Cinque campiture fanno intuire la presenza della navate, con sei contrafforti (doppi alle estremità e attorno al portale centrale) sormontati da guglie. La costruzione della facciata cominciò nel 1590, sotto la direzione dell'architetto Pellegrini, in stile tardomanierista, continuando poi nella prima metà del Seicento sotto la direzioni del Richini e di Carlo Buzzi. Risalgono a quel periodo i cinque portali e parte delle finestre soprastanti, con il coronamento a timpano spezzato. La decorazione a bassorilievo dei portali venne scolpita ai tempi dell'arcivescovo Federico Borromeo su disegni del Cerano. I basamenti dei contrafforti centrali sono decorati da rilievi seicenteschi, con telamoni disegnati da Carlo Buzzi. I rilievi sui basamenti dei contrafforti laterali sono invece del XVIII e XIX secolo. A partire dalla metà del Seicento infatti lavori procedettero a rilento a causa dell'acceso dibattito sulla scelta del progetto da adottare. La conclusione, in stile neogotico, avvenne a partire dal 1805 su ordine di Napoleone. A tale epoca appartengono i tre finestroni neogotici, realizzati su progetto del Soave e poi dell'Amati. Le statue di Apostoli e Profeti sulle mensole sono tutte ottocentesche. Del primo decennio dell'Ottocento sono le due statue neoclassiche che ornano la balaustra del finestrone centrale, la Legge mosaica dell'Acquisti e la Legge di Cristo di Camillo Pacetti. Alcuni studiosi sostengono che questa statua sia stata fra le principali fonti di ispirazione per la realizzazione della newyorkese Statua della Libertà. L'ultimo atto di completamento è costituito dalle porte in bronzo, novecentesche. È del 1906 quella centrale, dalle leggere linee neogotiche, mentre le altre quattro furono realizzate nel dopoguerra.

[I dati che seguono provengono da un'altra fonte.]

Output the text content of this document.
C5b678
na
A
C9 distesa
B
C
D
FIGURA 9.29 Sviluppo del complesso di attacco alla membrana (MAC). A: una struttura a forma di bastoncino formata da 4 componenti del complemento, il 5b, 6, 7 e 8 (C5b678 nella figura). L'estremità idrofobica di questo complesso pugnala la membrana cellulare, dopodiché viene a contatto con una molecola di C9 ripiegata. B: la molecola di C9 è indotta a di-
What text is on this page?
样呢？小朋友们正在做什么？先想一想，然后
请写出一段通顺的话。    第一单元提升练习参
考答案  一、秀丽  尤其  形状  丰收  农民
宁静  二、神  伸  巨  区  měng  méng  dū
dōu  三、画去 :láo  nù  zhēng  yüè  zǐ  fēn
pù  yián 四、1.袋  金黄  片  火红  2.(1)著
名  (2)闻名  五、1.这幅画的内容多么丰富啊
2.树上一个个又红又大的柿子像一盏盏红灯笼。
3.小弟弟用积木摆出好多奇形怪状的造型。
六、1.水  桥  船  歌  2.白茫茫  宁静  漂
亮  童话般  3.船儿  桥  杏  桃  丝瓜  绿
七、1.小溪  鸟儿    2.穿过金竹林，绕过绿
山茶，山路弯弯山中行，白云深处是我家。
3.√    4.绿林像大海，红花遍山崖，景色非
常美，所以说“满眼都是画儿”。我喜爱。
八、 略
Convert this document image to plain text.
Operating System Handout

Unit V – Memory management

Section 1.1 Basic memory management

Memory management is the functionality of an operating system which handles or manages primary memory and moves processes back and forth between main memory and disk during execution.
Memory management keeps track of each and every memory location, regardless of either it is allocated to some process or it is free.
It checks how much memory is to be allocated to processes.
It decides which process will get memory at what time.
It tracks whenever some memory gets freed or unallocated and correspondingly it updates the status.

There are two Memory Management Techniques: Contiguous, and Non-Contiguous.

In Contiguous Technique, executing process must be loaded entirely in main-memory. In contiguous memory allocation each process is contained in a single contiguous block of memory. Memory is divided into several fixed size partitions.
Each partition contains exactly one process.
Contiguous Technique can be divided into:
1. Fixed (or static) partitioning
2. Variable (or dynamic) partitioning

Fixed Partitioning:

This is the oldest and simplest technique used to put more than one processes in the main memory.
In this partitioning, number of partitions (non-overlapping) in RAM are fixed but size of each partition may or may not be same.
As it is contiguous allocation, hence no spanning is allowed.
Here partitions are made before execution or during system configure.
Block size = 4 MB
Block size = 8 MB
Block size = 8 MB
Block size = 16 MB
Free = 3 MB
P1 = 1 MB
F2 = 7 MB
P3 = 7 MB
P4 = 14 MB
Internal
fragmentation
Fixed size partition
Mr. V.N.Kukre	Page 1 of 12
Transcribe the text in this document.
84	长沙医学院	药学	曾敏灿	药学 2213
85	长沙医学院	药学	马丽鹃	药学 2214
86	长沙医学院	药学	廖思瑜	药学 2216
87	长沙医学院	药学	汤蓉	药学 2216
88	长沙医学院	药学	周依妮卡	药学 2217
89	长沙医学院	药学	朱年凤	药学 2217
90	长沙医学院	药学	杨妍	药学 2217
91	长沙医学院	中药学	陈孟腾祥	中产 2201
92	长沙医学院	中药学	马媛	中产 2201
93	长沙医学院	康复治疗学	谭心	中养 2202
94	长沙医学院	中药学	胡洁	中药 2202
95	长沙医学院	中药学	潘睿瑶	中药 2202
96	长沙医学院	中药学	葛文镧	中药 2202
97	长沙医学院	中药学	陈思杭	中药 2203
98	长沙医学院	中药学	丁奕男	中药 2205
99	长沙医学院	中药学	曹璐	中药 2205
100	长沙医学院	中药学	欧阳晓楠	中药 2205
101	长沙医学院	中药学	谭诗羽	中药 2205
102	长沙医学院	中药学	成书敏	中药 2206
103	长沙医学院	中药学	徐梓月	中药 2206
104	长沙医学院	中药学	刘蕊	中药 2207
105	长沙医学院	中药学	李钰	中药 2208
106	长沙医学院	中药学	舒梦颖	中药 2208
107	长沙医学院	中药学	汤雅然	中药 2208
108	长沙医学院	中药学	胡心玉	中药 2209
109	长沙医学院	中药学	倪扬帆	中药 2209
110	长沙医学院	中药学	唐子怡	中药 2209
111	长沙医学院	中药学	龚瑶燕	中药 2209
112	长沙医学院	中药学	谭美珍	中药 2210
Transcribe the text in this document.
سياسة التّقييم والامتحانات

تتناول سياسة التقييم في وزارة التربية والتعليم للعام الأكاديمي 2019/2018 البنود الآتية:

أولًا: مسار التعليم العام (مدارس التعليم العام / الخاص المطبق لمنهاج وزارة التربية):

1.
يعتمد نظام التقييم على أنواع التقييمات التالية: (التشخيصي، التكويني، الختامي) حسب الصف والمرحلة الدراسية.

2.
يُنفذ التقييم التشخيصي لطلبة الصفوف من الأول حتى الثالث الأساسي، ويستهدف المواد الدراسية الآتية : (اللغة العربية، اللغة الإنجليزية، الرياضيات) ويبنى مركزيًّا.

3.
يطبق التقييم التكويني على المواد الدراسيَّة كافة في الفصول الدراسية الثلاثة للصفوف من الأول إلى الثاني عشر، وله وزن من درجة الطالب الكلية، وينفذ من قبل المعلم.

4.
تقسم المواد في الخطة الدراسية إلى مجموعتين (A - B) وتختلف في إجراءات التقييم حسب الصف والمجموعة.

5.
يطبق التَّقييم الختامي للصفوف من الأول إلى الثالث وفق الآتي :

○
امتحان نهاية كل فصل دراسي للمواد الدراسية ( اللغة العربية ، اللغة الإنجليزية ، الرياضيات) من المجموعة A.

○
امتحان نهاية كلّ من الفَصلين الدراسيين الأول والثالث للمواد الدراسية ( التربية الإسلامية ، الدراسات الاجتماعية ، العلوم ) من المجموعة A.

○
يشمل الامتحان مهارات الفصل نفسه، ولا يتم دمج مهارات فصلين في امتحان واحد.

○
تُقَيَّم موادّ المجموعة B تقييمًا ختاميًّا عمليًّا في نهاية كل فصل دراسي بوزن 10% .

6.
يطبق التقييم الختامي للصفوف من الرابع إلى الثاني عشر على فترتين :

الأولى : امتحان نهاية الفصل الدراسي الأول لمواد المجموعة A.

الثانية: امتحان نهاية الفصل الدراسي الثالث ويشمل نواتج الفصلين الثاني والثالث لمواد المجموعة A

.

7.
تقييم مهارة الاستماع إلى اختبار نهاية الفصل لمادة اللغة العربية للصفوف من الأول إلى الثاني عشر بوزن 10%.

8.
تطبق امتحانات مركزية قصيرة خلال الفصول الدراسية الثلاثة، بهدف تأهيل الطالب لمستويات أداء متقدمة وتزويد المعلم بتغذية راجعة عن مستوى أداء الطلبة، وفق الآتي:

Si va dal Tardo Rinascimento del Tibaldi, al Barocco di Francesco Maria Ricchino, al neogotico napoleonico dell'Acquisti. Nel 1886 la 'Grande Fabbrica' indisse un concorso internazionale per un integrale rifacimento della facciata in stile gotico e nell'ottobre del 1888 la giuria scelse Giuseppe Brentano come vincitore, un giovane allievo di Boito. Il progetto, concepito a modello delle cattedrali francesi, è ancora visibile nella navata destra del Duomo. Pur essendo già ordinati i marmi e predisposti i lavori, anche a causa della prematura morte del Brentano la realizzazione del progetto venne congelata. In seguito, le forti polemiche che insorsero al momento dello smantellamento dei portali barocchi finirono per bloccarlo del tutto. L'unica parte del progetto realizzata, il portale bronzeo del Pogliaghi, fu adattato con un'aggiunta alla cornice seicentesca.